I hope it's not too pretentious to put things I'm writing for my phd qualifiers on arXiv. I think arXiv is really exciting, by the way. Leak your preprints there! Also pretty exciting: tree transducers for machine translation.

Abstract:
Tree transducers are formal automata that transform trees into other trees. Many varieties of tree transducers have been explored in the automata theory literature, and more recently, in the machine translation literature. In this paper I review T and xT transducers, situate them among related formalisms, and show how they can be used to implement rules for machine translation systems that cover all of the cross-language structural divergences described in Bonnie Dorr's influential article on the topic. I also present an implementation of xT transduction, suitable and convenient for experimenting with translation rules.
Paper! http://arxiv.org/abs/1203.6136

Software! http://github.com/alexrudnick/kurt

Thursday, January 19, 2012

and we're back

Well done, Internets!

In solidarity with everybody doing the #j18 protests against SOPA and PIPA, I blacked out this blog and my academic web page; I'd be really surprised if this directly caused anybody to call any legislators. My email to my family on the topic was probably more effective: one of my uncles wrote back, saying he'd signed a petition. So: rad!

The protests seem to have been incredibly loud and fairly effective. At this point, a congressperson would have to be incredibly dense to not get the sense that the public outcry against censoring the Internet in the US is enormous. A number of Republicans, including some former co-sponsors, have taken the opportunity to switch to opposing the bills, which seems politically expedient. (article on DailyKos about this. Kos wonders why Democrats seem to be willing to be left holding the bag...)

But even if we manage to get SOPA and PIPA scrapped, we're still left with two fundamental problems.
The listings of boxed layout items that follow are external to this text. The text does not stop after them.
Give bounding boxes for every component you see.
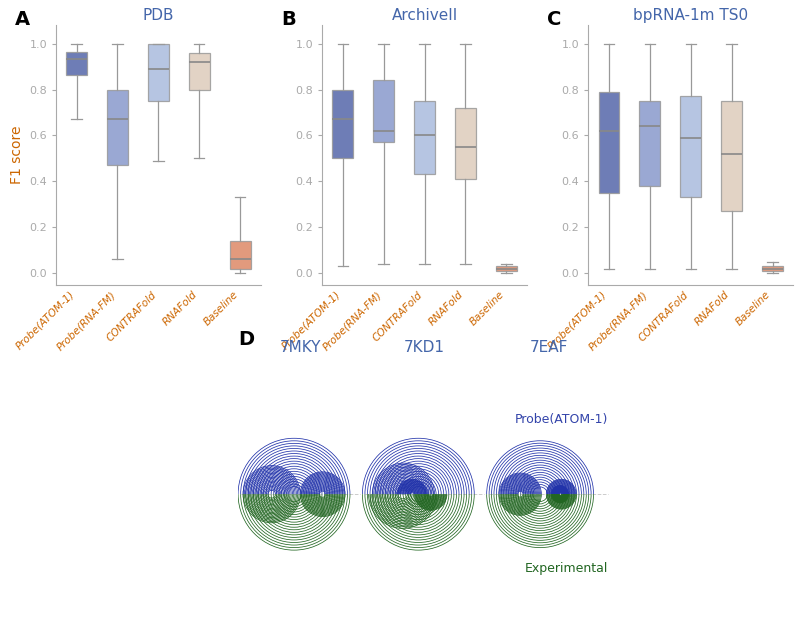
Text: Probe(ATOM-1): Probe(ATOM-1) [515,413,609,426]
PathPatch shape [332,90,353,158]
PathPatch shape [598,91,619,193]
PathPatch shape [455,108,476,179]
PathPatch shape [414,101,435,174]
Title: ArchiveII: ArchiveII [392,8,457,23]
PathPatch shape [763,266,783,271]
PathPatch shape [107,90,127,165]
Text: A: A [15,9,30,28]
Text: 7KD1: 7KD1 [404,340,445,355]
Text: C: C [547,9,562,28]
Text: 7EAF: 7EAF [529,340,568,355]
PathPatch shape [148,44,169,101]
PathPatch shape [189,53,210,90]
PathPatch shape [639,101,660,186]
PathPatch shape [680,97,701,198]
Text: B: B [281,9,296,28]
PathPatch shape [373,80,394,143]
PathPatch shape [66,52,87,74]
Title: PDB: PDB [143,8,174,23]
PathPatch shape [230,241,251,269]
PathPatch shape [496,266,517,271]
Y-axis label: F1 score: F1 score [10,126,24,184]
Text: Experimental: Experimental [525,562,609,575]
PathPatch shape [722,101,742,211]
Text: D: D [239,330,255,349]
Text: 7MKY: 7MKY [280,340,321,355]
Title: bpRNA-1m TS0: bpRNA-1m TS0 [633,8,748,23]
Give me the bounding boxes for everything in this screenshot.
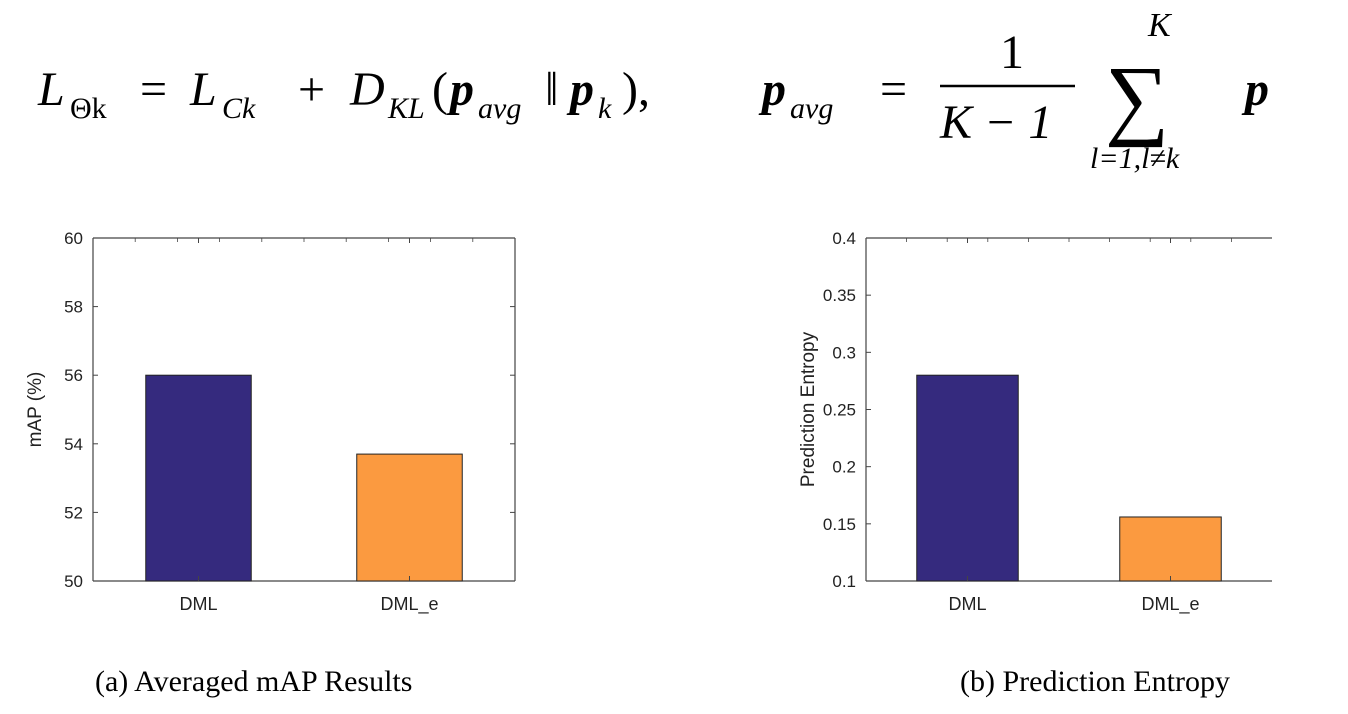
eq-p-tail: p [1241,63,1269,116]
eq-equals-2: = [880,63,907,116]
eq-kl: KL [387,92,425,125]
kl-loss-equation: L Θk = L Ck + D KL ( p avg ‖ p k ), p av… [37,7,1269,175]
bar-dml-e [1119,516,1222,582]
eq-sum: ∑ [1105,49,1169,148]
eq-theta-k: Θk [70,92,107,125]
y-tick-label: 52 [64,503,83,522]
eq-L2: L [189,63,217,116]
bar-dml-e [356,453,463,582]
y-tick-label: 0.25 [823,401,856,420]
x-tick-label: DML [948,594,986,614]
y-tick-label: 60 [64,229,83,248]
eq-D: D [349,63,385,116]
eq-avg-a: avg [478,92,521,125]
eq-plus: + [298,63,325,116]
y-axis-label: Prediction Entropy [798,331,819,487]
x-tick-label: DML [179,594,217,614]
eq-avg-b: avg [790,92,833,125]
x-tick-label: DML_e [380,594,438,615]
bar-dml [145,374,252,582]
chart-averaged-map: 50 52 54 56 58 60 DML DML_e mAP (%) [25,229,516,615]
y-axis-label: mAP (%) [25,372,46,448]
bar-dml [916,374,1019,582]
eq-rparen-comma: ), [622,63,650,116]
eq-denominator: K − 1 [939,96,1052,149]
eq-lparen: ( [432,63,448,116]
x-tick-label: DML_e [1141,594,1199,615]
y-tick-label: 0.3 [832,343,856,362]
eq-p-avg-a: p [446,63,474,116]
y-tick-label: 0.35 [823,286,856,305]
y-tick-label: 0.15 [823,515,856,534]
y-tick-label: 0.1 [832,572,856,591]
eq-L: L [37,63,65,116]
eq-norm: ‖ [545,63,558,116]
y-tick-label: 0.2 [832,458,856,477]
caption-averaged-map: (a) Averaged mAP Results [95,665,413,698]
eq-equals: = [140,63,167,116]
y-tick-label: 50 [64,572,83,591]
eq-p-avg-b: p [758,63,786,116]
caption-prediction-entropy: (b) Prediction Entropy [960,665,1230,698]
eq-k-sub: k [598,92,612,125]
eq-c-k: Ck [222,92,256,125]
eq-p-k: p [566,63,594,116]
y-tick-label: 58 [64,298,83,317]
y-tick-label: 56 [64,366,83,385]
y-tick-label: 54 [64,435,83,454]
chart-prediction-entropy: 0.1 0.15 0.2 0.25 0.3 0.35 0.4 DML DML_e Predicti… [798,229,1272,615]
y-tick-label: 0.4 [832,229,856,248]
eq-sum-bottom: l=1,l≠k [1090,142,1180,175]
eq-sum-top: K [1147,7,1173,44]
eq-numerator: 1 [1000,26,1024,79]
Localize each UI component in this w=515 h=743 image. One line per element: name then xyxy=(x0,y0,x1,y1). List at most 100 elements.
(1) The MPAA and RIAA can try to break the Internet again later, because they'll still own a significant number of congresspeople. Say if OPEN picks up steam and gets passed, will that be enough for them? The music and movie industries have fought tooth-and-nail against new technologies for decades; what's to stop them from taking another run against the Internet, or against whatever we have in the future? How can we reduce their money and influence, over time? As an angry Internet activist, getting all of your family and friends to boycott all media produced by major labels and studios seems extraordinarily hard. I must admit: I totally bought an Andrew W.K. CD not too long ago, and we have Netflix at our house. Should we cancel it?

(2) More fundamentally: large companies can own congresspeople. How can we take control of Congress, as citizens? Note that I didn't say "take back Congress" -- there's been a disconcerting connection between money and power for our entire history. If you haven't read Howard Zinn's A People's History of the United States, I highly recommend it.

People much more insightful and more dedicated than me have written quite a lot about this, but I suspect the solution really is campaign finance reform. Simply taking away the incentives to make awful decisions, while encouraging good behavior that at least some people like would probably result in a Congress that... makes fewer awful decisions and has a double-digit approval rating. I think term limits would also be useful, so that congresspeople don't have to worry about re-election so often (although, how to incentivize good behavior in the last term? ...), and some sort of rules to keep former congresspersons from becoming lobbyists, so we can prevent the Chris Dodd situation from happening again. He still goes by "Senator Dodd", but this year he quit the senate to become the head of the MPAA.

Oh, also: Super PACs, and the Citizens United decision.

However we move forward: today, a large number of people who had never tried to contact their elected representatives, now have. The more often we do it, the lower the psychological barrier! There are even phone apps: (android, iphone). I use the Android one all the time; it's extremely convenient.

Right. Anyway. Stop reading this blog, and go read what Lawrence Lessig has to say. I'll get back to doing some computational linguistics. Maybe you should too!